Note to self about pomegranate slushy margaritas: yuk. What were you thinking?

EDIT: An under-appreciated feature of this blog, by the way, is our “Last Year” tag in the right menu column — clicking that will bring you to whatever was happening around now in the summer of 2004. Sometimes this is not very interesting, but often it’s fun. Today the link is to this post, which does a pretty fair job of catching up to what last year felt like. This year’s summerhead is like last year’s summerhead, but with a five in it. And that changes the flavor.

Sun of a Beach

Monday, July 11th, 2005

In Flight

What with the good fireworks on the Fourth and the bad news from London, last week thumped my blogging schedule around. This entry was nearly ready to post the day bombs disrupted London’s workaday commute; it was not appropriate for that morning. This past weekend will henceforth be known as The Time of Catastrophic Fun, and I didn’t have a composed moment to get going on it. Thus: here it is today.

Last year on July 2nd, we Peppers remembered Marlon Brando, who had just broken on through to the other side. This year I found out that July 2nd is also the day Amelia Earhart disappeared, and the day that Ernest Hemingway shot himself before breakfast.

There’s something wrong with July 2nd.

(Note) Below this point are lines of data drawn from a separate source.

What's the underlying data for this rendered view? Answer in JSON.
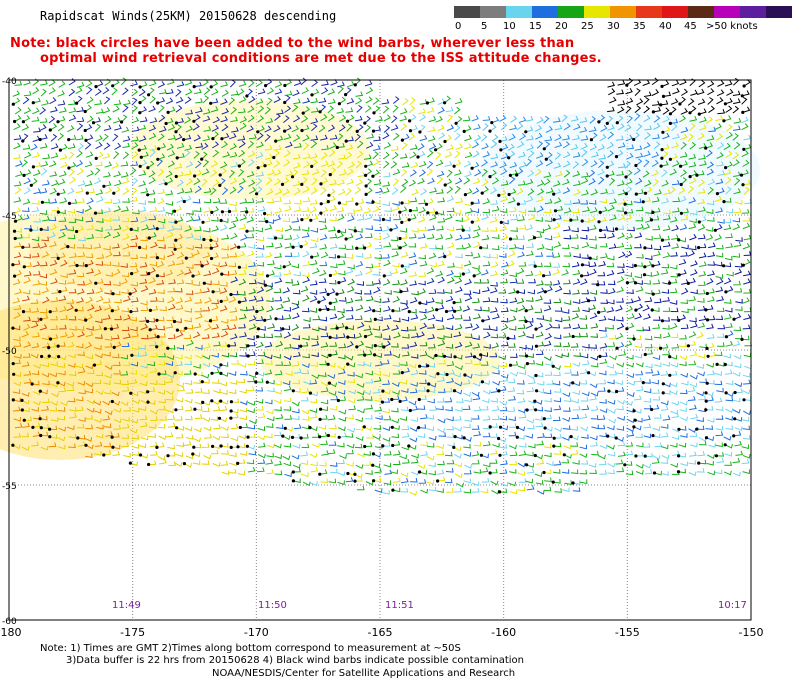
{
  "header": {
    "title": "Rapidscat Winds(25KM) 20150628 descending",
    "note_line1": "Note: black circles have been added to the wind barbs, wherever less than",
    "note_line2": "optimal wind retrieval conditions are met due to the ISS attitude changes."
  },
  "legend": {
    "labels": [
      "0",
      "5",
      "10",
      "15",
      "20",
      "25",
      "30",
      "35",
      "40",
      "45",
      ">50 knots"
    ],
    "colors": [
      "#555555",
      "#888888",
      "#6fd6ef",
      "#1f6fe0",
      "#0d1aa0",
      "#19b419",
      "#e6e600",
      "#ee9900",
      "#e23a00",
      "#d11a1a",
      "#8b2f1a",
      "#b200b2",
      "#6a1fa8"
    ]
  },
  "axes": {
    "lon_labels": [
      "-180",
      "-175",
      "-170",
      "-165",
      "-160",
      "-155",
      "-150"
    ],
    "lat_labels": [
      "-40",
      "-45",
      "-50",
      "-55",
      "-60"
    ]
  },
  "times": [
    "11:49",
    "11:50",
    "11:51",
    "10:17"
  ],
  "footer": {
    "line1": "Note: 1) Times are GMT 2)Times along bottom correspond to measurement at ~50S",
    "line2": "3)Data buffer is 22 hrs from 20150628 4) Black wind barbs indicate possible contamination",
    "line3": "NOAA/NESDIS/Center for Satellite Applications and Research"
  }
}
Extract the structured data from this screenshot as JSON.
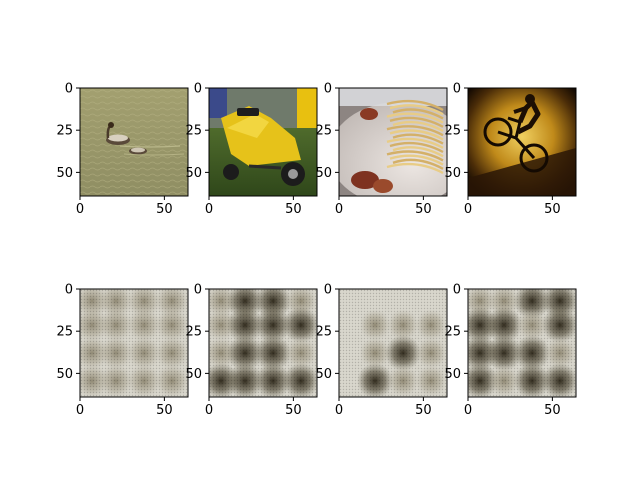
{
  "chart_data": [
    {
      "type": "image",
      "image": "duck-swimming-on-water",
      "x_ticks": [
        "0",
        "50"
      ],
      "y_ticks": [
        "0",
        "25",
        "50"
      ],
      "xlim": [
        0,
        64
      ],
      "ylim": [
        64,
        0
      ]
    },
    {
      "type": "image",
      "image": "yellow-scooter-on-grass",
      "x_ticks": [
        "0",
        "50"
      ],
      "y_ticks": [
        "0",
        "25",
        "50"
      ],
      "xlim": [
        0,
        64
      ],
      "ylim": [
        64,
        0
      ]
    },
    {
      "type": "image",
      "image": "spaghetti-with-sausage",
      "x_ticks": [
        "0",
        "50"
      ],
      "y_ticks": [
        "0",
        "25",
        "50"
      ],
      "xlim": [
        0,
        64
      ],
      "ylim": [
        64,
        0
      ]
    },
    {
      "type": "image",
      "image": "mountain-biker-jumping",
      "x_ticks": [
        "0",
        "50"
      ],
      "y_ticks": [
        "0",
        "25",
        "50"
      ],
      "xlim": [
        0,
        64
      ],
      "ylim": [
        64,
        0
      ]
    },
    {
      "type": "image",
      "image": "blurry-checkerboard-reconstruction-1",
      "x_ticks": [
        "0",
        "50"
      ],
      "y_ticks": [
        "0",
        "25",
        "50"
      ],
      "xlim": [
        0,
        64
      ],
      "ylim": [
        64,
        0
      ]
    },
    {
      "type": "image",
      "image": "blurry-checkerboard-reconstruction-2",
      "x_ticks": [
        "0",
        "50"
      ],
      "y_ticks": [
        "0",
        "25",
        "50"
      ],
      "xlim": [
        0,
        64
      ],
      "ylim": [
        64,
        0
      ]
    },
    {
      "type": "image",
      "image": "blurry-checkerboard-reconstruction-3",
      "x_ticks": [
        "0",
        "50"
      ],
      "y_ticks": [
        "0",
        "25",
        "50"
      ],
      "xlim": [
        0,
        64
      ],
      "ylim": [
        64,
        0
      ]
    },
    {
      "type": "image",
      "image": "blurry-checkerboard-reconstruction-4",
      "x_ticks": [
        "0",
        "50"
      ],
      "y_ticks": [
        "0",
        "25",
        "50"
      ],
      "xlim": [
        0,
        64
      ],
      "ylim": [
        64,
        0
      ]
    }
  ],
  "colors": {
    "water": "#9b9a6a",
    "scooter_yellow": "#e8c418",
    "grass": "#3e5a22",
    "pasta": "#e2c27a",
    "plate": "#d9d3cf",
    "sausage": "#8a3a24",
    "biker_glow": "#c9951c",
    "vignette": "#1a1005",
    "recon_light": "#d9d6cc",
    "recon_dark": "#2a2416"
  }
}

I’d stay away from it, if I were you.

In keeping, July 2nd was my designated beach day but despite the best efforts of forecasters all through New York the clouds refused to budge. So I took my problem to the United Nations (by which we mean I went down to Lobo for a long brunch and settled in to read Master and Commander over a back garden margarita) and then came home to stare at some writing in the computer, trying to make it do what I wanted it to do.

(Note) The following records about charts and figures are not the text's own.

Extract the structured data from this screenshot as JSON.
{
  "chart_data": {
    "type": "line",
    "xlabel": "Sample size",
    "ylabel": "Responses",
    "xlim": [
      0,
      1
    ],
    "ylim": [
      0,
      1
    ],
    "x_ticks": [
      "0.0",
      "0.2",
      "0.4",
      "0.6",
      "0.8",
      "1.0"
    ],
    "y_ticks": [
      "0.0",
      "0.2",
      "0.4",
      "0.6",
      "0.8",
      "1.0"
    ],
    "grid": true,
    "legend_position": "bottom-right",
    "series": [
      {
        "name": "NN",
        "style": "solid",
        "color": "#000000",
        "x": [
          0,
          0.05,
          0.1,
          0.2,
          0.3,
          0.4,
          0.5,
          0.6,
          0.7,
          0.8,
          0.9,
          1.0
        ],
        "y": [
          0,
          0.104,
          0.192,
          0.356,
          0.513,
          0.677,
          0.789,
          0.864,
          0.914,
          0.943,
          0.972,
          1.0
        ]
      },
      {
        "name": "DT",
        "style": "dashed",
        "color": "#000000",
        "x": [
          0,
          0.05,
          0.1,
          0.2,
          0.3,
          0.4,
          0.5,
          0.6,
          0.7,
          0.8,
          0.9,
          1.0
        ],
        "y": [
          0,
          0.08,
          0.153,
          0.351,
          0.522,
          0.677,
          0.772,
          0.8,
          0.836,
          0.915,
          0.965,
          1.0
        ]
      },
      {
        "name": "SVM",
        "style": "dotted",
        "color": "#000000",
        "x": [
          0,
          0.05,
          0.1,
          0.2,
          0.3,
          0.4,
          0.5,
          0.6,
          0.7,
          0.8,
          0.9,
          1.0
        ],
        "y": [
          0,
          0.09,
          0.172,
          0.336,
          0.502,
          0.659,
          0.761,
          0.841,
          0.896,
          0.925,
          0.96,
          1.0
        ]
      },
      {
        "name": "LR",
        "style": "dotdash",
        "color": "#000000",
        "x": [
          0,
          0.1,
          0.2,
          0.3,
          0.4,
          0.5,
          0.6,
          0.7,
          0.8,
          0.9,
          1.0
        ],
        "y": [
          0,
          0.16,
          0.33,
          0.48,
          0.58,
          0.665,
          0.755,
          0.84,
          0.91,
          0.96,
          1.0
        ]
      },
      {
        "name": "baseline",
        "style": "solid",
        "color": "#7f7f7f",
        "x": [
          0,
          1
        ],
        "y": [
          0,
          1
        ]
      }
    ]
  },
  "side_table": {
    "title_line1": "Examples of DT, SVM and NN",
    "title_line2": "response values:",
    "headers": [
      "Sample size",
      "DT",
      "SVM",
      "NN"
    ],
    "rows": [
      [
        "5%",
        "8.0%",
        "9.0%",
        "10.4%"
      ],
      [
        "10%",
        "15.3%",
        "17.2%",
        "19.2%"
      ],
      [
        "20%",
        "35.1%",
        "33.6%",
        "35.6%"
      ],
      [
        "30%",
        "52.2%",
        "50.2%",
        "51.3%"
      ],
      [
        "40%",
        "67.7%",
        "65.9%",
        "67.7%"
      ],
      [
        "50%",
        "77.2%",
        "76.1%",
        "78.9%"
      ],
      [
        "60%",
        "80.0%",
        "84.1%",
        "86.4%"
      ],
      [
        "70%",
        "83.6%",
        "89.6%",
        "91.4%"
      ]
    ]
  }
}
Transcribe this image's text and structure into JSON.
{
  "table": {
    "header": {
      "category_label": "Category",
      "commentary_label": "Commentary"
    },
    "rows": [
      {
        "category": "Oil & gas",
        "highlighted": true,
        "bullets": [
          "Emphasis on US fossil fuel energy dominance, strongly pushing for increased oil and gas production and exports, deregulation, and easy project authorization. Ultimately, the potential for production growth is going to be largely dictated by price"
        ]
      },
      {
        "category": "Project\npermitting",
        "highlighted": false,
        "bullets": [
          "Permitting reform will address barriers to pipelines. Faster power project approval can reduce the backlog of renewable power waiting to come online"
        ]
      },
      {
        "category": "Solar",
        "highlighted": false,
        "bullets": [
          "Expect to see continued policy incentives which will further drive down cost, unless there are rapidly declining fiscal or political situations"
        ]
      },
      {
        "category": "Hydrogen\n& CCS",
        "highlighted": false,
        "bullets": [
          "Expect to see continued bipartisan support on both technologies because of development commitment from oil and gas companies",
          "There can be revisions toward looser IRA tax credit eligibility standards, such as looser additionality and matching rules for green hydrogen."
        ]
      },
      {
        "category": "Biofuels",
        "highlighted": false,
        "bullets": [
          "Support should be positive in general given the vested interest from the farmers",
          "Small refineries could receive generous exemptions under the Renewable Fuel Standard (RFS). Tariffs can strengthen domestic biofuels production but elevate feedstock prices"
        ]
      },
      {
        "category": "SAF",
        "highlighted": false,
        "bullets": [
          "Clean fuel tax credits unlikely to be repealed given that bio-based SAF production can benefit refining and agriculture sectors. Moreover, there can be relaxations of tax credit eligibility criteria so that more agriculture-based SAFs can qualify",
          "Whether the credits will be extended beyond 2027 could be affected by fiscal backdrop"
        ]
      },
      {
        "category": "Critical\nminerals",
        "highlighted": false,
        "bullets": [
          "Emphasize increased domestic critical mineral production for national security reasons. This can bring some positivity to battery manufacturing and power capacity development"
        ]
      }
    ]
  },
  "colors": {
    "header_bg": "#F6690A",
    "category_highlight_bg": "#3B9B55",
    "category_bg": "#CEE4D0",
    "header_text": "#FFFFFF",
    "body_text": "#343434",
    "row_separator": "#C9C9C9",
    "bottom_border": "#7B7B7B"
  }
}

Writing in the computer = 1, Linus = 0 in overtime. And the United Nations suggested that I try going on July 3rd, which doesn’t seem to be such a daffy date.

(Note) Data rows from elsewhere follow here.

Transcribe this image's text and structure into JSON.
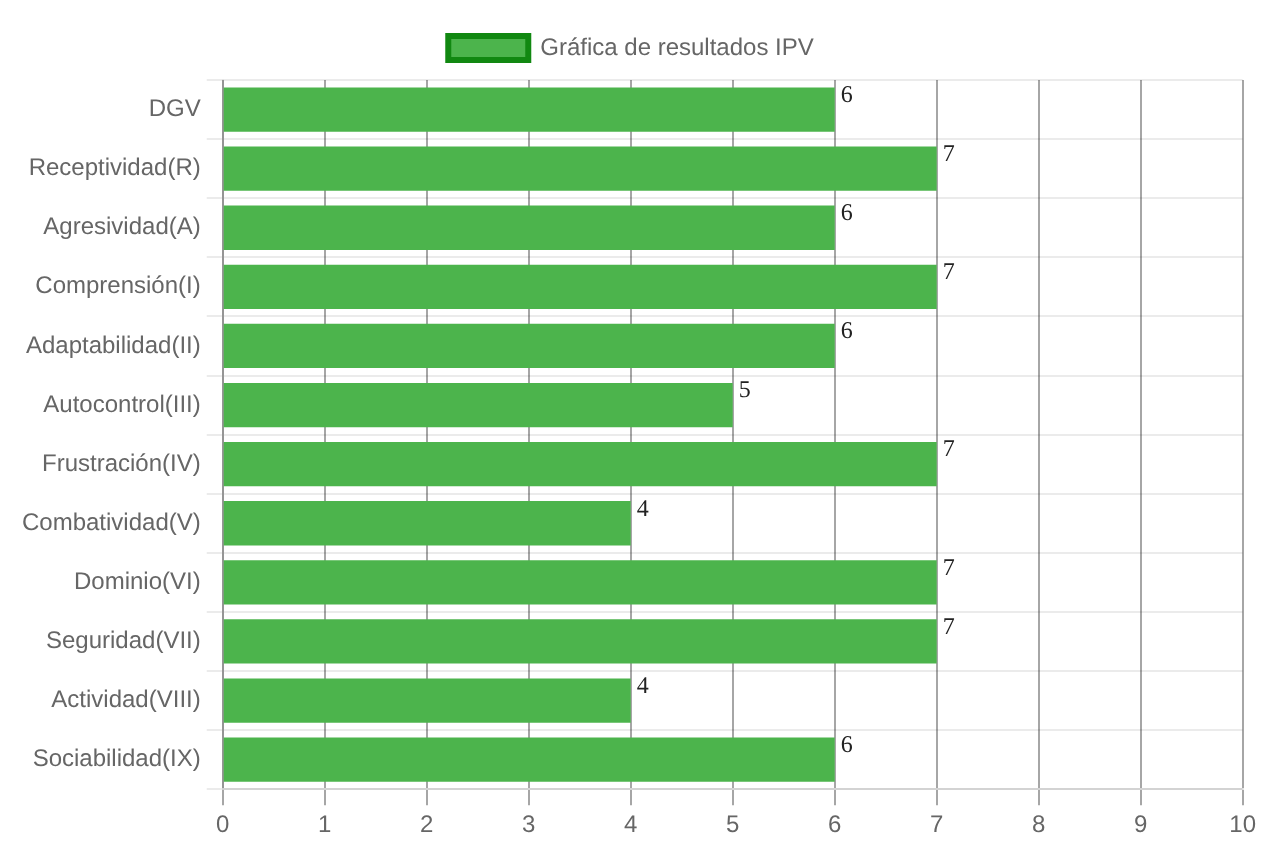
{
  "chart_data": {
    "type": "bar",
    "orientation": "horizontal",
    "categories": [
      "DGV",
      "Receptividad(R)",
      "Agresividad(A)",
      "Comprensión(I)",
      "Adaptabilidad(II)",
      "Autocontrol(III)",
      "Frustración(IV)",
      "Combatividad(V)",
      "Dominio(VI)",
      "Seguridad(VII)",
      "Actividad(VIII)",
      "Sociabilidad(IX)"
    ],
    "series": [
      {
        "name": "Gráfica de resultados IPV",
        "color": "#4cb44c",
        "values": [
          6,
          7,
          6,
          7,
          6,
          5,
          7,
          4,
          7,
          7,
          4,
          6
        ]
      }
    ],
    "xlim": [
      0,
      10
    ],
    "xticks": [
      0,
      1,
      2,
      3,
      4,
      5,
      6,
      7,
      8,
      9,
      10
    ],
    "grid": true,
    "legend": "top",
    "data_labels": true
  }
}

In the two years since I last made it to the beach the price went up (now $17.00 for round-trip accommodations on the packed packed Long Island Rail Road, including Beach Pass) and the schedule changed, so my speedy arrival at Flatbush just in time for the old 11:04 left me rather late for the new 10:48 instead. A change in Jamaica and I’m in a train with no seats left and a smoochy can’t-keep-their-hands-off couple to my right, which I wouldn’t mention but it’s been a while since my hands had someone they couldn’t keep off and, you know, get a room. But they’re blinded with happiness and I’m kinda sorta in love myself lately, at least on the inside of my head, so I do my best not to kick them.

Long Beach is crowded but not packed, and the day is simply glorious. I finish the Sunday Times crossword and launch into the twisty reachy choreography where I try to put sunscreen on the part of my back that I can’t reach without dislocating my arms. This doesn’t really work — this never really works — so I’ll spend the rest of the week with a red Bachelor Stripe tingling away under my clothes. Because I’m a guy, see, and when you’re a guy skin cancer is preferable to asking for help. Actually I put some on at home before I left, so I’m only lightly radioactive this time.

After the Sunscreen Dance I make blanket-watch friends with the girls next door; we take turns Keeping An Eye On The Stuff and going into the water, which is warmish and brisk with waves and absolutely green with choppy bits of seaweed. It’s like swimming in salad, and it feels great. I take a picture of a seagull flying against the sun, and because I’m kinda sorta in love myself lately at least on the inside of my head I think about soaring into white heat and setting fire to the wings that hold you in the air. Each stroke as much an end as a beginning. Does empty paper love the pen? Does it love the match?

I call the photo Icarus. And I do my best not to kick myself.

Dealbreaker Typo Dep’t, or Links I Never Followed: “Patrick O’Brian’s Aubrey/Maturin Navel Series: Master and Commander…” Captain Jack’s got an outie, pass it on.